Christina Koch stood before reporters Sunday morning at Kennedy Space Center, reflecting on a journey that will make her one of only 28 humans to ever travel beyond Earth orbit. "Things are certainly starting to feel real," the NASA astronaut said, speaking for the four-person Artemis II crew preparing to break humanity's half-century absence from the Moon.

Koch, along with commander Reid Wiseman, Victor Glover, and Canadian astronaut Jeremy Hansen, will launch Wednesday at 6:24 p.m. EDT aboard NASA's Space Launch System rocket—the most powerful rocket ever successfully flown. Their 10-day mission will take them around the Moon and back, splashing down in the Pacific Ocean as the first crew to leave Earth orbit since Apollo 17 in December 1972.

52
Years since last crewed Moon mission
10
Days mission duration
700,000
Miles round trip

The crew arrived at Kennedy Space Center Friday afternoon, touching down on the spaceport's three-mile runway in sleek T-38 jets at 2:10 p.m. Eastern Time after flying from Johnson Space Center in Houston. The symbolic arrival marked the beginning of their final preparations for a mission that represents NASA's return to deep space exploration after decades focused on low Earth orbit.

"It is our strong hope that this mission is the start of an era where everyone, every person on Earth, can look at the moon and think of it as also a destination," Koch said during Sunday's news conference, according to the New York Times.

Mission SignificanceArtemis II will be only the second flight of NASA's Space Launch System rocket and Orion capsule combination, and the first to carry humans. The mission serves as a crucial test before NASA attempts to land astronauts on the Moon's surface in future Artemis missions.

The crew has also selected their zero gravity indicator—a small item that will float freely in the capsule once they reach space, providing a visual confirmation of weightlessness. Commander Wiseman announced Friday that "Rise," designed by Lucas Ye of Mountain View, California, will accompany them on their lunar journey.

According to CBS News, the mission will cover nearly 700,000 miles as the crew first orbits Earth before heading toward the Moon. The flight plan calls for them to loop around the lunar surface without landing, then return to Earth for an ocean splashdown—a trajectory similar to Apollo 8's historic Christmas 1968 mission.

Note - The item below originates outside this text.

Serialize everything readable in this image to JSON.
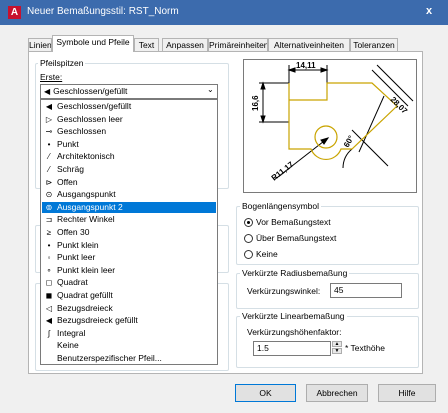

The Artemis II launch comes after NASA's uncrewed Artemis I mission successfully completed the same route in late 2022, though that flight revealed unexpected damage to the Orion capsule's heat shield that engineers have since addressed, NBC News reported.

What's Next
  • Artemis II will test all systems with crew aboard before lunar landing attempts
  • A follow-on flight next year will test rendezvous procedures with commercial moon landers
  • SpaceX and Blue Origin are building the landers for future surface missions

NASA has scheduled multiple briefings leading up to launch, with a 2 p.m. news conference planned to provide status updates, followed by another at 5 p.m. after mission management meetings. The agency will stream prelaunch, launch, and mission events online throughout the historic flight.

For the four astronauts, the weight of representing humanity's return to deep space is palpable. As they conduct final preparations at Launch Complex 39B—the same pad that sent Apollo missions to the Moon—they're carrying the hopes of a generation that has only read about lunar exploration in history books.

The mission represents more than technological achievement; it signals America's renewed commitment to space exploration beyond Earth orbit, with plans for permanent lunar bases and eventual Mars missions. If successful, Artemis II will pave the way for the first woman and first person of color to walk on the Moon.